Comprehensive Monitoring of Air Pollution Hotspots Using Sparse Sensor Networks
Ankit Bhardwaj, Ananth Balashankar, Shiva Iyer, Nita Soans, Anant Sudarshan, Rohini Pande, Lakshminarayanan Subramanian
TL;DR
This paper tackles the limited spatial resolution of public air-quality sensors by marrying predictive interpolation with mechanistic dispersion physics. In New Delhi, an expanded low-cost sensor network enables reliable detection of both known and hidden hotspots, with Space-Time Kriging delivering high precision/recall under partial data. A GPU-accelerated Gaussian Plume model, built on an approximate emissions inventory, explains a substantial portion of transient hotspots and yields mechanistic insights into hotspot formation. Collectively, the work demonstrates that integrating data-driven prediction with physics-based modeling can guide scalable, policy-relevant air pollution management in cities with constrained monitoring infrastructure.
Abstract
Urban air pollution hotspots pose significant health risks, yet their detection and analysis remain limited by the sparsity of public sensor networks. This paper addresses this challenge by combining predictive modeling and mechanistic approaches to comprehensively monitor pollution hotspots.
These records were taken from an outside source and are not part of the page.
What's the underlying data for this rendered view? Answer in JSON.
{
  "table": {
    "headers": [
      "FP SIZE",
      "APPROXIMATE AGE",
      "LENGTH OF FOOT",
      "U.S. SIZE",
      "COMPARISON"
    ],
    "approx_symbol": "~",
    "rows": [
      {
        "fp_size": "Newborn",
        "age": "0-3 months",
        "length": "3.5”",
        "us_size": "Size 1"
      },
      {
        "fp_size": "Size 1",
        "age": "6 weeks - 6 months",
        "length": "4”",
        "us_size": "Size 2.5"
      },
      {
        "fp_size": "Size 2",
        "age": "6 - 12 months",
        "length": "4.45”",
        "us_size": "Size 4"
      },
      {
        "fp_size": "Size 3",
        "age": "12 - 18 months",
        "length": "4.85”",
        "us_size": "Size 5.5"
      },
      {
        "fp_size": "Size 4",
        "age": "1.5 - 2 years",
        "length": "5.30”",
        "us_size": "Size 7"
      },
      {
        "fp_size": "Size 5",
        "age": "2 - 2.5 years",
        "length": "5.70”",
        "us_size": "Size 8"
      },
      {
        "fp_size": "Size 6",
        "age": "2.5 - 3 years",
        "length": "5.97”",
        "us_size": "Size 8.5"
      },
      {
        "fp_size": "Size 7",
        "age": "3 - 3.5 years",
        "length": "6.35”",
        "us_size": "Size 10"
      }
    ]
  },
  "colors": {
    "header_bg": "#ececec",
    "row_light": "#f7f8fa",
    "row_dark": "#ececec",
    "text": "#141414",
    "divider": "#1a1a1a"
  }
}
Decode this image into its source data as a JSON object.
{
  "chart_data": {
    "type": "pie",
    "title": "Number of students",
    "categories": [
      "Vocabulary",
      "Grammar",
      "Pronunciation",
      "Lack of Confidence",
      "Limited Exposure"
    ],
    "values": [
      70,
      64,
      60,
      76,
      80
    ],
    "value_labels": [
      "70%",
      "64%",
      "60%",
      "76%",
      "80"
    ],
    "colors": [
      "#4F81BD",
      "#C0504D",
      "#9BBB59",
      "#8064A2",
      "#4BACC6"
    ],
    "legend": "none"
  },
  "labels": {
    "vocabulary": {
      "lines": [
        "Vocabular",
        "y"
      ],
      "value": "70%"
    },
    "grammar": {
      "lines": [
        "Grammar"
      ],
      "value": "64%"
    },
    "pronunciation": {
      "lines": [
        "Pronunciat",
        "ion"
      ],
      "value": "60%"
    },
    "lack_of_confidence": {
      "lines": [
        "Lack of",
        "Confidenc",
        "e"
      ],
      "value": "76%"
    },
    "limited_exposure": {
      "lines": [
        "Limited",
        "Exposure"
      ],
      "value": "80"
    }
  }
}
We enhanced New Delhi's existing sensor network with 28 low-cost sensors, collecting PM2.5 data over 30 months from May 1, 2018, to Nov 1, 2020. Applying established definitions of hotspots to this data, we found the existence of additional 189 hidden hotspots apart from confirming 660 hotspots detected by the public network. Using predictive techniques like Space-Time Kriging, we identified hidden hotspots with 95% precision and 88% recall with 50% sensor failure rate, and with 98% precision and 95% recall with 50% missing sensors. The projected results of our predictive models were further compiled into policy recommendations for public authorities. Additionally, we developed a Gaussian Plume Dispersion Model to understand the mechanistic underpinnings of hotspot formation, incorporating an emissions inventory derived from local sources. Our mechanistic model is able to explain 65% of observed transient hotspots. Our findings underscore the importance of integrating data-driven predictive models with physics-based mechanistic models for scalable and robust air pollution management in resource-constrained settings.